Following intense community and local lawmaker pushback, the Metropolitan Transportation Authority today decided to postpone the planned summer rollout of the Select Bus Service (SBS) on the B82 bus route that cuts across southern Brooklyn, according to sources.
A lot of credit must go to the new city’s MTA President Andy Byford for understanding some of the unique circumstances of the route, and for listening and understanding some of the community’s concerns, said one source.
The B82 route runs through major arteries of southern Brooklyn from Coney Island through Bath Beach and Bensonhurst and then along Kings Highway between Marine Park, Midwood, Flatbush and East Flatbush up Flatlands Avenue through Flatlands and Canarsie before ending at Spring Creek Gardens, formerly Starrett City.

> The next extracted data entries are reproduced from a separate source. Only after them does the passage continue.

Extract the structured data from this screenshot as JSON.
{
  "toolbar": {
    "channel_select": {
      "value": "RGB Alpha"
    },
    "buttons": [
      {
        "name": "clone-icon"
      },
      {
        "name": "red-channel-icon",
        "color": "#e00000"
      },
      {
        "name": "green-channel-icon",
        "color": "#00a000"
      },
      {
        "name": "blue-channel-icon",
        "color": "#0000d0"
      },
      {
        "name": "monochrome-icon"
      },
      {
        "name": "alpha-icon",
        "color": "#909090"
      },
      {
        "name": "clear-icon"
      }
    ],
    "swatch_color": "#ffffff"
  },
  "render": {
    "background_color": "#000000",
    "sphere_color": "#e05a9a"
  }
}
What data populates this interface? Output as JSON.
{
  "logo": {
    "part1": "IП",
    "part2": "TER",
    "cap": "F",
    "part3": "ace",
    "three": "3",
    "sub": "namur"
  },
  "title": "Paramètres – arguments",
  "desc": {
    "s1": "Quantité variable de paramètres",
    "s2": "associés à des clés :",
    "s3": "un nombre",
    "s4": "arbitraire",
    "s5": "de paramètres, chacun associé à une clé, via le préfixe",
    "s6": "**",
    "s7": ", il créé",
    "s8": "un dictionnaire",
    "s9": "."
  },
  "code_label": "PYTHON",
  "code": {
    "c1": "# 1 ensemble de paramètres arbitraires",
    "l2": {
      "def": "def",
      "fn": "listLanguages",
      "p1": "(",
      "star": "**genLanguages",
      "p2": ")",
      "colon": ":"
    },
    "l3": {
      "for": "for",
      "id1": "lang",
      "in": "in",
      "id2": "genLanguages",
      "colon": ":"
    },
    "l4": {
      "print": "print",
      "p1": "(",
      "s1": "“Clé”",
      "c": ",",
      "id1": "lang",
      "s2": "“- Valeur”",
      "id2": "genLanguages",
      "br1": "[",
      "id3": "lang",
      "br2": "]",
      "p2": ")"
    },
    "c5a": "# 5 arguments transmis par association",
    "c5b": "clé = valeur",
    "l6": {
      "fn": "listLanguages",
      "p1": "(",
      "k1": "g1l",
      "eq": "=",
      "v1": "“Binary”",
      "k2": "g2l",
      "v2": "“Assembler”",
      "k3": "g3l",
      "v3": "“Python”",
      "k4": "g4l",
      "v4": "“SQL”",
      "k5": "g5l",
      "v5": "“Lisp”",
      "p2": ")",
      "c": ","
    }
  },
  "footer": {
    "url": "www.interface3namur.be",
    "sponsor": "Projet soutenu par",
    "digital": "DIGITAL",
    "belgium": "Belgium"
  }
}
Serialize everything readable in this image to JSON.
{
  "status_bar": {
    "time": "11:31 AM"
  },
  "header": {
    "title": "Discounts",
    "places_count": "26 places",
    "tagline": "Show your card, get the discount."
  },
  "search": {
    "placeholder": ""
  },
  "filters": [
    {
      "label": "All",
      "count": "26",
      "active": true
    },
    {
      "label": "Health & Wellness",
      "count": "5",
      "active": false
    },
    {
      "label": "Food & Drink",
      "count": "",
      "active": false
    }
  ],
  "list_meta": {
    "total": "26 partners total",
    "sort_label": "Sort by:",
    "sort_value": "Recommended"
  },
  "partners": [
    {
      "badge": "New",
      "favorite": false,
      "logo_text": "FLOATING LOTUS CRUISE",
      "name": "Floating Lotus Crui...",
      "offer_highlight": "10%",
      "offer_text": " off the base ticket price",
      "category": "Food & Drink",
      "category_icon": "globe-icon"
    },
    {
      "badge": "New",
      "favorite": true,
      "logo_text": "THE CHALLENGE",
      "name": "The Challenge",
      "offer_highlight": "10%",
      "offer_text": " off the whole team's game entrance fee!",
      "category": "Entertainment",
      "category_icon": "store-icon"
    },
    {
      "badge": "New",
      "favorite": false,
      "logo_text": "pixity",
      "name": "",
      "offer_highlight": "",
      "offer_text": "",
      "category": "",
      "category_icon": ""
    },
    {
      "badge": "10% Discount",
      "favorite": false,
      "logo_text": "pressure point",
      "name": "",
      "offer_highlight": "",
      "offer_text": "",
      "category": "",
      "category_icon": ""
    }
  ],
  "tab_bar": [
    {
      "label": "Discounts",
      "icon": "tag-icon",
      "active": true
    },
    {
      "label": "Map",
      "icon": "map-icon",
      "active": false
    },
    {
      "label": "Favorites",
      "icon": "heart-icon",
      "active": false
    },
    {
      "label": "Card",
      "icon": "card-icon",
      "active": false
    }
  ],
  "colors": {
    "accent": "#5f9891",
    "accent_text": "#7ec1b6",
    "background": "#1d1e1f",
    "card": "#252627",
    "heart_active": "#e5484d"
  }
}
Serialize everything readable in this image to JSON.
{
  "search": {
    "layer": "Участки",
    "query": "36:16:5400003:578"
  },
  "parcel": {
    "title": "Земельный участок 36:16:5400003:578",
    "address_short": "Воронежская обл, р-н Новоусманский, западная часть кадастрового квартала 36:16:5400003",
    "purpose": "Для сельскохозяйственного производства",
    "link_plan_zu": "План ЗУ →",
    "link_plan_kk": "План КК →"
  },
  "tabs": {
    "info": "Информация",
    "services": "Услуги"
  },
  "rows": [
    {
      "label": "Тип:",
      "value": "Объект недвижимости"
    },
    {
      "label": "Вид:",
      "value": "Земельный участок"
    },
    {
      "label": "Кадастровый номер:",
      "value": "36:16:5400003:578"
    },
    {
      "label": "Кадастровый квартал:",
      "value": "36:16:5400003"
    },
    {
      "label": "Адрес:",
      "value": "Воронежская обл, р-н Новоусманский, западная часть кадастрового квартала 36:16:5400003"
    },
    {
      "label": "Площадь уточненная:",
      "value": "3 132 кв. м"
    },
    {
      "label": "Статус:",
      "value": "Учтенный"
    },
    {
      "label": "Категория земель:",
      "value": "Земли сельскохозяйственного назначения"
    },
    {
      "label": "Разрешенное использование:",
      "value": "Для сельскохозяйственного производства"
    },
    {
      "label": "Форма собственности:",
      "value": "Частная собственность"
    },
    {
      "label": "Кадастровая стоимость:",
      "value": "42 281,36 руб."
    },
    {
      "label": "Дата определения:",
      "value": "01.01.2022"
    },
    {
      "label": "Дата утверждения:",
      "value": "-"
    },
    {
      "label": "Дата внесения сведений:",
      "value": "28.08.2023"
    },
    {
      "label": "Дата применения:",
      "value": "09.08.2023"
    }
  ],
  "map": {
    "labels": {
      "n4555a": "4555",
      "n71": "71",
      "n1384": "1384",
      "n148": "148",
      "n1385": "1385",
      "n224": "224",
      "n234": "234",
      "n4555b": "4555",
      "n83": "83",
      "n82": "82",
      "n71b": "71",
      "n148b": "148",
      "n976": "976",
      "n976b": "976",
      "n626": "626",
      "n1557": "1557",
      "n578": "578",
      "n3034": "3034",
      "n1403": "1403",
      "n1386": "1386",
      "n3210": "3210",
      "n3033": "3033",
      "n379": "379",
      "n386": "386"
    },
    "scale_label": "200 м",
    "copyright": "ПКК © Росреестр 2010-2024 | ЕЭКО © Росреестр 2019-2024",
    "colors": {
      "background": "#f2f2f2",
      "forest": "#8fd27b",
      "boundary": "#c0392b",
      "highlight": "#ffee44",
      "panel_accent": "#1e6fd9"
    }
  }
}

SBS service includes off-board fare payment, bus lanes, traffic signal priority, and longer spacing between stops. The bus lines on paper are supposed to service communities now well served by the subway, but has had a mixed reaction with a growing number of residents distressed in SBS taking away a good number of valuable parking spots and making it especially hard on seniors that use local stops which the SBS bypasses.
The postponement comes after City Council Member Chaim Deutsch (D-Sheepshead Bay, Midwood, Manhattan Beach, Brighton Beach) led a group of Southern Brooklyn’s elected officials in a meeting with Byford and Department of Transportation officials on Monday to discuss the plan, which originally was expected to roll out this summer.
Among those either directly participating in the meeting and/or voicing concern included State Senators Simcha Felder and Marty Golden; Assemblymembers Helene Weinstein, Bill Colton, Dov Hikind, and Steve Cymbrowitz; and Councilmembers Mark Treyger and Kalman Yeger.
KCP posted two stories on the issue this week, and both received numerous comments that highlighted the huge gap of opinion between bicycle and transportation alternative advocates – many of whom live closer to subway lines and nearer to Manhattan – and residents that live in the transit-starved neighborhoods of Southern Brooklyn that utilize the B82.
The transportation alternative advocates argued that instituting the SBS along the B82 route would encourage people to drive less and take alternative means of transportaion.
Local residents and lawmakers argued that taking a much-needed traffic lane away on these thoroughfares would further congest them. They also expressed concerns that the SBS would take away much-needed parking spaces, and mean less local buses running, hurting both seniors and the disabled who depend more on local stops.